The studies of collective characteristics of different generations may provide some useful observations of how different times are influencing different generations. I raise an objection to the notion that these discovered observations be predictive.
Perhaps it is futile on my part, but I want to impose a one way mapping of datum to category. Assigning to a category to a datum (such as an individual) is a very useful tool for analyzing historical data, especially crowd data. I object to the practice of identifying the datum by its category.
In the supposed introductions above, the fact that I’m a Libra is a refinement of my identity.

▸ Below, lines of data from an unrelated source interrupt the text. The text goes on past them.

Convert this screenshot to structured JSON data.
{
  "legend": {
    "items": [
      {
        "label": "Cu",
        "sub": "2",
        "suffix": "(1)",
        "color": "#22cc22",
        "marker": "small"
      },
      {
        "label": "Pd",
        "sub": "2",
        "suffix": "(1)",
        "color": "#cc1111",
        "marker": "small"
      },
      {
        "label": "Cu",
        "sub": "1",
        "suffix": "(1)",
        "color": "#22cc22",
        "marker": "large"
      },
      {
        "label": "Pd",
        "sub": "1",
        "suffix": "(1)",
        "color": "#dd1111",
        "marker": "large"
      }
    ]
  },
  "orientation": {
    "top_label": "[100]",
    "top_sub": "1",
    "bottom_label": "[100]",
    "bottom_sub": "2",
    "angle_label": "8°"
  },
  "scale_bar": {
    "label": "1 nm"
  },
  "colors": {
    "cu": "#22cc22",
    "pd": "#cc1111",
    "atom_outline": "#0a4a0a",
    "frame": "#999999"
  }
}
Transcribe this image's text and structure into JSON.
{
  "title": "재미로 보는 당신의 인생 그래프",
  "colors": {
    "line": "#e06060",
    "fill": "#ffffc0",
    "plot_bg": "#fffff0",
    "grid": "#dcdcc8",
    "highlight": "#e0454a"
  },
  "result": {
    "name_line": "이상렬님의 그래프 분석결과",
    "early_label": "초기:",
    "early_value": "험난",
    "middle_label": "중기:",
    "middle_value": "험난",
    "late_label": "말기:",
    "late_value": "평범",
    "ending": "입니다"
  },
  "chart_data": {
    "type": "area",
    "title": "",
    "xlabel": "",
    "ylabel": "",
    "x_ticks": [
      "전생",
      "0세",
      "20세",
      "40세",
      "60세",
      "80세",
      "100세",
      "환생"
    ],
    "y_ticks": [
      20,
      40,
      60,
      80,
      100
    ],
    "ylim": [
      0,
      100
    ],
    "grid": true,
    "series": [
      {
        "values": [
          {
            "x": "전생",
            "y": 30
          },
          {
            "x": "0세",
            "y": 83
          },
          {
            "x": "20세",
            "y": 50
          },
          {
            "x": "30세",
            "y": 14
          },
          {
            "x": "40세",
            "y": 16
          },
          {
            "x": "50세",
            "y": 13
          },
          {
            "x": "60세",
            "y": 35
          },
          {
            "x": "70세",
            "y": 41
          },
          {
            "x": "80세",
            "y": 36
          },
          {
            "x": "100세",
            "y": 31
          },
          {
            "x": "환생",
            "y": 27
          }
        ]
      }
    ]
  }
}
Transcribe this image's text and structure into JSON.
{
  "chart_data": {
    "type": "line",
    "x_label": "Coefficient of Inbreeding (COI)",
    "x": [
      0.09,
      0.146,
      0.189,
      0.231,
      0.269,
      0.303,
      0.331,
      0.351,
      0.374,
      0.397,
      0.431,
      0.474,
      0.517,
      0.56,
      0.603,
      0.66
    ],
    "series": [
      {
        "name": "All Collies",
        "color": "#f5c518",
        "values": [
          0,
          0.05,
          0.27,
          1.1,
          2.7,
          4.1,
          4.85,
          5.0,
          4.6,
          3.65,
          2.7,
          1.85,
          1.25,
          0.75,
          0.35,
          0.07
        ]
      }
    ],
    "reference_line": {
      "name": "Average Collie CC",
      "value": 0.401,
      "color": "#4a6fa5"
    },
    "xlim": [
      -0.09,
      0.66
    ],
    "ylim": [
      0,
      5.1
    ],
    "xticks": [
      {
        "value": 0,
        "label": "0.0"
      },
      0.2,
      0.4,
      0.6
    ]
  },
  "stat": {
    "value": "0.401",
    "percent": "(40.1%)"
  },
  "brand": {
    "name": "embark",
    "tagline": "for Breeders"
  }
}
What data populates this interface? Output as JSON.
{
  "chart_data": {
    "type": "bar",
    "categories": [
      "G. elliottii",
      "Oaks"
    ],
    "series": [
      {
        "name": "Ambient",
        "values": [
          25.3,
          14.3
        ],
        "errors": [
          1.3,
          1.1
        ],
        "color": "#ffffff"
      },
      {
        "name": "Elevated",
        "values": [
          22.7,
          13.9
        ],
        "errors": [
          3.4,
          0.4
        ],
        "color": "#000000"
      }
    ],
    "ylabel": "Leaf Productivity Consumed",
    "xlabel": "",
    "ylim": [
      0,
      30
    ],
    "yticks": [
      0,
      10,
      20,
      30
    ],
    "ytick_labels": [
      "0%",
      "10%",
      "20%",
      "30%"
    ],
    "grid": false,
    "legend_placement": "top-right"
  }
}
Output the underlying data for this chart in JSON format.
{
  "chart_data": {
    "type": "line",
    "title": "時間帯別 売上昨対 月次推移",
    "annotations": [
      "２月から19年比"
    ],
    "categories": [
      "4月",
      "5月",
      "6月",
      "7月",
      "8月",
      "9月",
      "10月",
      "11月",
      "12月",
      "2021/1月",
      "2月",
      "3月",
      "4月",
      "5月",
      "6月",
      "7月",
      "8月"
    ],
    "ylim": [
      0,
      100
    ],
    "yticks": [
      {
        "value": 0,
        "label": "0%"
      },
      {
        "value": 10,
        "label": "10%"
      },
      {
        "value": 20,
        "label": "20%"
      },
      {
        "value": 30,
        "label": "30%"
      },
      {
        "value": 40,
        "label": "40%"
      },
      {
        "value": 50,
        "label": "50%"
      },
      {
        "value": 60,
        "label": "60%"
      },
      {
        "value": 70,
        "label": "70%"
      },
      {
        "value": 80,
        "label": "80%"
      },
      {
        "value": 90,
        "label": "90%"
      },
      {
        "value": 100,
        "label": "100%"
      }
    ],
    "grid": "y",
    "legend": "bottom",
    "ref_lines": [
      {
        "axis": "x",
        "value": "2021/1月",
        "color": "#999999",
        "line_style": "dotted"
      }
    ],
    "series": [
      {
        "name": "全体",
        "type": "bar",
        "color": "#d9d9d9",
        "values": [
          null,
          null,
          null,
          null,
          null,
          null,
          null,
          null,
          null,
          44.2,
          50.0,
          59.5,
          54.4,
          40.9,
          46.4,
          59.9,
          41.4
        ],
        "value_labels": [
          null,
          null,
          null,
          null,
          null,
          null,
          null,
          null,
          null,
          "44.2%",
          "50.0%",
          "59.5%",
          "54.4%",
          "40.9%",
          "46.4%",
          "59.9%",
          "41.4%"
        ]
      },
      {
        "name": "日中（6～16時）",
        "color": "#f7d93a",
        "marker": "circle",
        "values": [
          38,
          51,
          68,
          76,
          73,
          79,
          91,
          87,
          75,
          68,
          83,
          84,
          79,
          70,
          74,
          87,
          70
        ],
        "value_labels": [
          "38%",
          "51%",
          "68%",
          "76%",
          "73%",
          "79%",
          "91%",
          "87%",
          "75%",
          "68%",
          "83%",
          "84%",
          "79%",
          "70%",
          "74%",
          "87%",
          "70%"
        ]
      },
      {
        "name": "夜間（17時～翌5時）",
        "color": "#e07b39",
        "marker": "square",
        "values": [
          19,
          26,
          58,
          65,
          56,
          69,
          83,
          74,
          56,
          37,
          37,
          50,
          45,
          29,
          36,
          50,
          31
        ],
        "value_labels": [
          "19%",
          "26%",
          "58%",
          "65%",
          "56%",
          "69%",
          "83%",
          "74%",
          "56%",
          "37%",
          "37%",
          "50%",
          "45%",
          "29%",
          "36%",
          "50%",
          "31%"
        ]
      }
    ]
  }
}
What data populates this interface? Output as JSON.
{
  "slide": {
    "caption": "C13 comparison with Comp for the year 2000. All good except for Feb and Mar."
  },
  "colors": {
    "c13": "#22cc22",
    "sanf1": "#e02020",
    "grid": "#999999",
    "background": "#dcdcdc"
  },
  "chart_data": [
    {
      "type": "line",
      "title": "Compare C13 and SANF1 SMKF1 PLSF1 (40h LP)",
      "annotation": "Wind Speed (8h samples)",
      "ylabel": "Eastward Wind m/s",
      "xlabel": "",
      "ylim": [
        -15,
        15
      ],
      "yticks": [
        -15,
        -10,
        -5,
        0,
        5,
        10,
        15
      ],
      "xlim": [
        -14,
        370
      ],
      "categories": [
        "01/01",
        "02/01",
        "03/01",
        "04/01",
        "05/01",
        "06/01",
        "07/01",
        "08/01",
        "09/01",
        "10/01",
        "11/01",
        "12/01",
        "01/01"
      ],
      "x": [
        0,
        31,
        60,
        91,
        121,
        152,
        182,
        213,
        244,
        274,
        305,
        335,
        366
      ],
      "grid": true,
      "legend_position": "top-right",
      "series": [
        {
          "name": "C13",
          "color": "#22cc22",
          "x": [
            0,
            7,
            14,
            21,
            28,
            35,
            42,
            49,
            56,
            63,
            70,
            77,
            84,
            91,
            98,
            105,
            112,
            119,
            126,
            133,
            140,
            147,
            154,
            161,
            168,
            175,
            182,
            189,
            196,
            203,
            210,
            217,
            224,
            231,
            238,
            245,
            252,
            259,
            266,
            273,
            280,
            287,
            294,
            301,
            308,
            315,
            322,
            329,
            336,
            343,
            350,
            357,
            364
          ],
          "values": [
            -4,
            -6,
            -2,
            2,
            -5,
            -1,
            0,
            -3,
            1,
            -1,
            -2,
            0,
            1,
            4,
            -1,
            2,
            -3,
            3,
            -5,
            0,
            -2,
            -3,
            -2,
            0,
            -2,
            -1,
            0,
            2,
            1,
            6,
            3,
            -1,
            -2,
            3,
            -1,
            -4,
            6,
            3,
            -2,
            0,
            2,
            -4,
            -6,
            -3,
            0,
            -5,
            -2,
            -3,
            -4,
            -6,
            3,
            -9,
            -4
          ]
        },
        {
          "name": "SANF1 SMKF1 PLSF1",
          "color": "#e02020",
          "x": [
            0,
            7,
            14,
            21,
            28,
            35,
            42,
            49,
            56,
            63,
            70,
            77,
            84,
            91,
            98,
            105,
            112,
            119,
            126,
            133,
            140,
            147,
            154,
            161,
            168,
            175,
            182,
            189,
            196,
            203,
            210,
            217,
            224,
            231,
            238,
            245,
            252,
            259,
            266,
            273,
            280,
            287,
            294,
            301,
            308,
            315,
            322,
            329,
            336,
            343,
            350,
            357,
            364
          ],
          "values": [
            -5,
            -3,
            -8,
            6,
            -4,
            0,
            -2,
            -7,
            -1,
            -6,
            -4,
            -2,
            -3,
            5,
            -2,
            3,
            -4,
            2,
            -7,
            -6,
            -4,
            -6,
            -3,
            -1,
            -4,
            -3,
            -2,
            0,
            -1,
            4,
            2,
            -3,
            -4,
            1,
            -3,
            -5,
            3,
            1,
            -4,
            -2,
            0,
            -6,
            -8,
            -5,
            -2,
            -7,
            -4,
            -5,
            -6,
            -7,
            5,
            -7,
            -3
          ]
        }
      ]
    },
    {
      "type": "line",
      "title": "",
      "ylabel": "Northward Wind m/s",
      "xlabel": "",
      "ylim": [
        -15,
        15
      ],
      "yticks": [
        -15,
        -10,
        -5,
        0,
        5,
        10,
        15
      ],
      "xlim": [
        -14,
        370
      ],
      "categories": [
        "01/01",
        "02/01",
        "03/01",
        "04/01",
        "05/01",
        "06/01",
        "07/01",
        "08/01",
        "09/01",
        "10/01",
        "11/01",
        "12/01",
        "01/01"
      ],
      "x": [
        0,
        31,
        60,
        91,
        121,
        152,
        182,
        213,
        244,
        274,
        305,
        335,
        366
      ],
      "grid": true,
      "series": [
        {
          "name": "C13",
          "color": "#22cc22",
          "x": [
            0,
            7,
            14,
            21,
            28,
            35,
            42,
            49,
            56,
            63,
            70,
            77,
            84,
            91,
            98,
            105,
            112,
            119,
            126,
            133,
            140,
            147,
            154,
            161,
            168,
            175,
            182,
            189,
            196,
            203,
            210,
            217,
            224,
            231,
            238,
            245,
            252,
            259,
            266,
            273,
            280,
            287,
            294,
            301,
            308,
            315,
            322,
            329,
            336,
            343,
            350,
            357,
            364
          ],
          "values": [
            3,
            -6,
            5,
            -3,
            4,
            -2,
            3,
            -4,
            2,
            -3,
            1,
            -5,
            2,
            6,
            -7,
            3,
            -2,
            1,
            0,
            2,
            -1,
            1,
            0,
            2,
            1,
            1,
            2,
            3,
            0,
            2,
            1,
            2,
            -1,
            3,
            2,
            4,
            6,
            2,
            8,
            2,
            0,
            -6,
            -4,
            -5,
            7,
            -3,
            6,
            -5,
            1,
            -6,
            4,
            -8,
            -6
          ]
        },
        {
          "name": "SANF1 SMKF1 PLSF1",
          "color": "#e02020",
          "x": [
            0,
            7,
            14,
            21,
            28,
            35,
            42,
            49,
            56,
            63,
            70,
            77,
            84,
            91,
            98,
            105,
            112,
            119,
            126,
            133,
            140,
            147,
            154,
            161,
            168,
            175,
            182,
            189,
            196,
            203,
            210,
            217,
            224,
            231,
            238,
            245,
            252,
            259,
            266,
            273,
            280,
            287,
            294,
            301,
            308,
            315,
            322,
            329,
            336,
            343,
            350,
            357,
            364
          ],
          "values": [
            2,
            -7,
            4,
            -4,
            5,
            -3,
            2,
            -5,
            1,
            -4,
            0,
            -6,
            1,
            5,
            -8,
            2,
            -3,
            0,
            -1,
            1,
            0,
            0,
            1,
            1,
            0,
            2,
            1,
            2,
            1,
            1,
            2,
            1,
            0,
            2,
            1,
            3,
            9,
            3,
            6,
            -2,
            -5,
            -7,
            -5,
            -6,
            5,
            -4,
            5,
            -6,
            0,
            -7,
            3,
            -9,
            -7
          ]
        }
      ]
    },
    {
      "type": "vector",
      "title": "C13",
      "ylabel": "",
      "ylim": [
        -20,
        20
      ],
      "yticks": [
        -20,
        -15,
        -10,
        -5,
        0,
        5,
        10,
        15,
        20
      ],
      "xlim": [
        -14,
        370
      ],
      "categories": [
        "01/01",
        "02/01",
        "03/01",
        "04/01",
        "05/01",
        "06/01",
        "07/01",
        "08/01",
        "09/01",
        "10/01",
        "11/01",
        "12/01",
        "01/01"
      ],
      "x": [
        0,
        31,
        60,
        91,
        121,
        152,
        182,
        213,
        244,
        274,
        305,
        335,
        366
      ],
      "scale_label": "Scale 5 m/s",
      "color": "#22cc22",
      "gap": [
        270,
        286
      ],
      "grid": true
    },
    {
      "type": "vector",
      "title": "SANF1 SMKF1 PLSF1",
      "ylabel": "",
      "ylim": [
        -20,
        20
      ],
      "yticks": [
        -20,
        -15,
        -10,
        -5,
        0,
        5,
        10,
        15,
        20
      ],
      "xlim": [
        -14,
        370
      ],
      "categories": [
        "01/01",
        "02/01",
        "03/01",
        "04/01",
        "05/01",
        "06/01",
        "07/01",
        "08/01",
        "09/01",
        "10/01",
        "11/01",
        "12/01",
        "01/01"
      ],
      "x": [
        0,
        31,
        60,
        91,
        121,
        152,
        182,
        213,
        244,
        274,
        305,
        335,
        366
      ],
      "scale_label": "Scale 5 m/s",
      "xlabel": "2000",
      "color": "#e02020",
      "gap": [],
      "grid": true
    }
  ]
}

Instead of being some individual named Ken Neumeister, I’m to be known as Ken Neumeister of the Libra family of the Boomer tribe.
It is reasonable to object to having my present person identified with a particular arbitrary label with the inevitable result of predicting who I am or will become based on that label. I respect the autonomy and free will of individuals who should be observed and evaluated on their own merits. I see no reason why people shouldn’t demand that respect from everyone.
Even if there is some predictive power to the categories, I may object to being assigned to that category.
Personally, I have never considered myself as part of the baby boomer generation for a variety of reasons. My birth year does fall between 1946 and 1964, but I don’t belong to the stereotypical notions of that generation. For example, I have never appreciated music identified by the names of the band that had exclusive rights to play it. I recognize the songs as being popular when I was young, but they were songs meant for someone else’s enjoyment.
Finally, I raise an objection as a data scientist. Informing an individual of his predictive label presupposes what is expected from that individual. At least for humans, the individual will recognize the meaning of this label and will react to that meaning. The individual may adapt to conform to the label, or the individual may rebel against the implications of the label.
Categorical labels offer their strongest benefits when the labels are conceived and assigned after the fact, when applied to historical data to interpret what happened in the past. Using categories to predict future behavior will have the inevitable effect of biasing the behavior to conform or reject that category. For the social animals that humans are, the tendency is to conform to the expectations of the group. I see this happening today with the influences of the Millennial label on young people.
The prediction becomes self-fulfilling. This self-fulfilling evidence reinforces the validity of the predictive approaches and that encourages its broader application. Predictive analytics become unfalsifiable when the individuals being measured are aware of their categories and the expectation of shared traits within that category.
Eventually, the Age of Data reincarnates the Age of Aquarius.